My blessing is that in the same way that we see that the prophecy of Zechariah is being fulfilled:
Zechariah ( 8:12) writes, in the prophesy that we mentioned, a few lines down, “For as the seed of peace, the vine shall give her fruit, and the ground shall give her increase, and the heavens shall give their dew; and I will cause the remnant of this people to inherit all these things.”
“The vine shall give her fruit”. Everyone knows about Israel’s wine. I don’t know too much about wine, but I am told Israel produces good wine today. “The ground shall give her increase”. Israel today has more fruit trees than nearly at any point in twenty centuries. “The heavens shall give their dew.” Israel today has the best water system in the world, better than Spain, which is number two. Spain gets silver, Israel gets gold.
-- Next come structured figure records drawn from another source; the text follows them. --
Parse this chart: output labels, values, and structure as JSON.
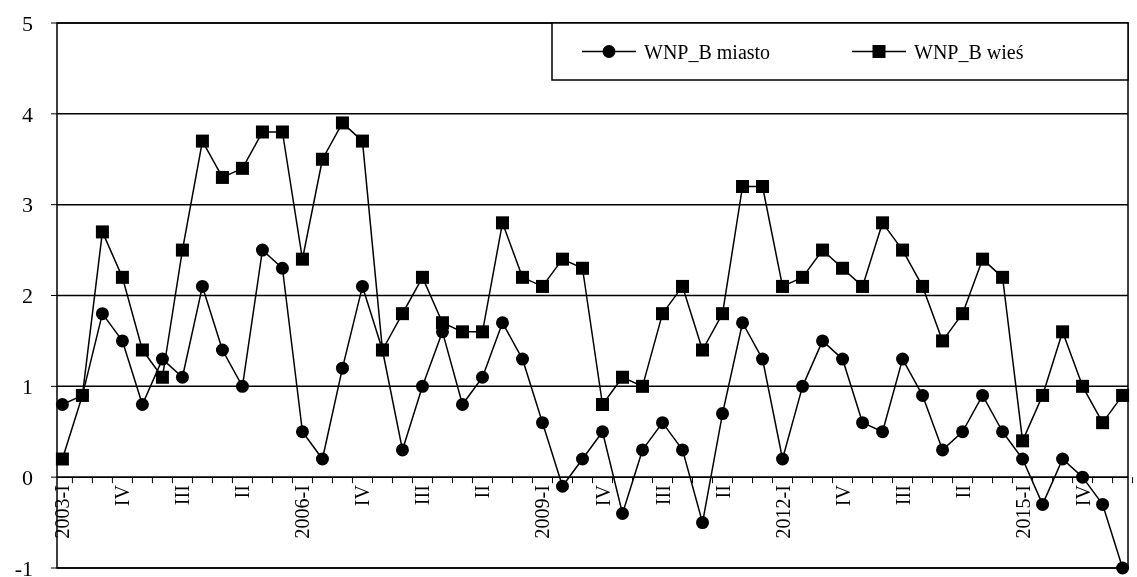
{
  "chart_data": {
    "type": "line",
    "categories": [
      "2003-I",
      null,
      null,
      "IV",
      null,
      null,
      "III",
      null,
      null,
      "II",
      null,
      null,
      "2006-I",
      null,
      null,
      "IV",
      null,
      null,
      "III",
      null,
      null,
      "II",
      null,
      null,
      "2009-I",
      null,
      null,
      "IV",
      null,
      null,
      "III",
      null,
      null,
      "II",
      null,
      null,
      "2012-I",
      null,
      null,
      "IV",
      null,
      null,
      "III",
      null,
      null,
      "II",
      null,
      null,
      "2015-I",
      null,
      null,
      "IV",
      null,
      null
    ],
    "ylim": [
      -1,
      5
    ],
    "yticks": [
      -1,
      0,
      1,
      2,
      3,
      4,
      5
    ],
    "grid": "y",
    "legend": "top right",
    "line_style": "solid",
    "series": [
      {
        "name": "WNP_B miasto",
        "color": "#000000",
        "marker": "circle",
        "values": [
          0.8,
          0.9,
          1.8,
          1.5,
          0.8,
          1.3,
          1.1,
          2.1,
          1.4,
          1.0,
          2.5,
          2.3,
          0.5,
          0.2,
          1.2,
          2.1,
          1.4,
          0.3,
          1.0,
          1.6,
          0.8,
          1.1,
          1.7,
          1.3,
          0.6,
          -0.1,
          0.2,
          0.5,
          -0.4,
          0.3,
          0.6,
          0.3,
          -0.5,
          0.7,
          1.7,
          1.3,
          0.2,
          1.0,
          1.5,
          1.3,
          0.6,
          0.5,
          1.3,
          0.9,
          0.3,
          0.5,
          0.9,
          0.5,
          0.2,
          -0.3,
          0.2,
          0.0,
          -0.3,
          -1.0
        ]
      },
      {
        "name": "WNP_B wieś",
        "color": "#000000",
        "marker": "square",
        "values": [
          0.2,
          0.9,
          2.7,
          2.2,
          1.4,
          1.1,
          2.5,
          3.7,
          3.3,
          3.4,
          3.8,
          3.8,
          2.4,
          3.5,
          3.9,
          3.7,
          1.4,
          1.8,
          2.2,
          1.7,
          1.6,
          1.6,
          2.8,
          2.2,
          2.1,
          2.4,
          2.3,
          0.8,
          1.1,
          1.0,
          1.8,
          2.1,
          1.4,
          1.8,
          3.2,
          3.2,
          2.1,
          2.2,
          2.5,
          2.3,
          2.1,
          2.8,
          2.5,
          2.1,
          1.5,
          1.8,
          2.4,
          2.2,
          0.4,
          0.9,
          1.6,
          1.0,
          0.6,
          0.9
        ]
      }
    ]
  }
}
In the same way that we see the prophecies of Zechariah fulfilled, may we also see the prophecies of Isaiah (2:2,3) fulfilled. “And it shall come to pass in the end of days, that the mountain of the LORD’S house shall be established as the top of the mountains, and shall be exalted above the hills; and all nations shall flow unto it. And many peoples shall go and say: ‘Come ye, and let us go up to the mountain of the LORD, to the house of the God of Jacob; and He will teach us of His ways, and we will walk in His paths.’ For out of Zion shall go forth the law, and the word of the LORD from Jerusalem.”